Die israelischen Angriffe auf und rund um Krankenhäuser und die damit verbundenen Kampfhandlungen haben die Gesundheitsversorgung im Gazastreifen an den Rand des totalen Zusammenbruchs gebracht, so das UN-Menschenrechtsbüro (OHCHR). Die Angriffe und Maßnahmen, die auf die Zerstörung des Gesundheitssystems in Gaza abzielen, stellen eine eklatante Missachtung des humanitären Völkerrechts und der Menschenrechte dar, von denen viele auf Kriegsverbrechen oder Verbrechen gegen die Menschlichkeit hinauslaufen dürften.

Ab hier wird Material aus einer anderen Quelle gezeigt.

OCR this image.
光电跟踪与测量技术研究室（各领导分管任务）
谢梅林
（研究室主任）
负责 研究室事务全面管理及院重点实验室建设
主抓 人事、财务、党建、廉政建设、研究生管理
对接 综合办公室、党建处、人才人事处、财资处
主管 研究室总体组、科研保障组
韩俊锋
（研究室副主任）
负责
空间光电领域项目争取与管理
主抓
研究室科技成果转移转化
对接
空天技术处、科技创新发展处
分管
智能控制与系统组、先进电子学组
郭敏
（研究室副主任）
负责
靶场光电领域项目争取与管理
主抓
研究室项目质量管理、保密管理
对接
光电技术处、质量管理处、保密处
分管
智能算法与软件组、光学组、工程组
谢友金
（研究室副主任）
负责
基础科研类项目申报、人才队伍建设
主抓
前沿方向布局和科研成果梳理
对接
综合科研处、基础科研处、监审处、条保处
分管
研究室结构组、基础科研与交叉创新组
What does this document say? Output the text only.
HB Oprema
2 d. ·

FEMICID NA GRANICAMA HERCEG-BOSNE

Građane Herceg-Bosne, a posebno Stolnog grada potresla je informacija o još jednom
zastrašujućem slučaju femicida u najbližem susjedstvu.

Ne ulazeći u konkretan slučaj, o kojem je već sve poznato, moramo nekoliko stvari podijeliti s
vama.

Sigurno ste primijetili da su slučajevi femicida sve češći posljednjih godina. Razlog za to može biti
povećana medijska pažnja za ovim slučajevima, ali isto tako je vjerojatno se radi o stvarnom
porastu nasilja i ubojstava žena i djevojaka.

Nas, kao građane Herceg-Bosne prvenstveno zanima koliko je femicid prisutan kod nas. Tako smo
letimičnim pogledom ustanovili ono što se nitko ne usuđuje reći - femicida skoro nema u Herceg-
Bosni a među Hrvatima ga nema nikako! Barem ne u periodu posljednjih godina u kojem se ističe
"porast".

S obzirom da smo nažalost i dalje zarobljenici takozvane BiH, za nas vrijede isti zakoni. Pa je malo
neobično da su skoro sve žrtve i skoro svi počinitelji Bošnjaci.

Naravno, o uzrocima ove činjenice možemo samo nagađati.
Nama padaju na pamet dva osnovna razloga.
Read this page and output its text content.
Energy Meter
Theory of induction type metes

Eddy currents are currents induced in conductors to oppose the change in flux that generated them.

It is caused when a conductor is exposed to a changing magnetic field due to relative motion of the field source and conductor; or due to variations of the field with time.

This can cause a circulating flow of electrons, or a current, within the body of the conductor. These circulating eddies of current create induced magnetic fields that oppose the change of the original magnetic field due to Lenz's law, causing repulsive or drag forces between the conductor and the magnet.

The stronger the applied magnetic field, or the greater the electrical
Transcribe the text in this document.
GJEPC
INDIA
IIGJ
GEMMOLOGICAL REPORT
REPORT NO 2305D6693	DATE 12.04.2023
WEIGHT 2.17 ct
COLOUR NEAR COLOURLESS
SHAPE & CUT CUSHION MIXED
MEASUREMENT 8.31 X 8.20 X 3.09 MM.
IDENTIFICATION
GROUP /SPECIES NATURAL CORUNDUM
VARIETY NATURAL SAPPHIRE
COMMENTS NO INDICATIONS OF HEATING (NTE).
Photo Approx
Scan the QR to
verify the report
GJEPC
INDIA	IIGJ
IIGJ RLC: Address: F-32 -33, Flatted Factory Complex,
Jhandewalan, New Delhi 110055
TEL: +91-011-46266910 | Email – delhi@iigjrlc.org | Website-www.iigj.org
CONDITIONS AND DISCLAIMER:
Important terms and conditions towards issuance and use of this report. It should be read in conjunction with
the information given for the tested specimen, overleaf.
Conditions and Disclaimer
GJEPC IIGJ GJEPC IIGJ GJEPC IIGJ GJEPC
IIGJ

Die absichtliche Ausrichtung von Angriffen auf Krankenhäuser und Orte, an denen Kranke und Verwundete behandelt werden, die absichtliche Ausrichtung von Angriffen auf die Zivilbevölkerung als solche oder auf einzelne Zivilisten, die nicht direkt an den Feindseligkeiten teilnehmen, einschließlich der Durchführung wahlloser Angriffe, die zum Tod oder zur Verletzung von Zivilisten führen, und die absichtliche Durchführung unverhältnismäßiger Angriffe stellen Kriegsverbrechen dar.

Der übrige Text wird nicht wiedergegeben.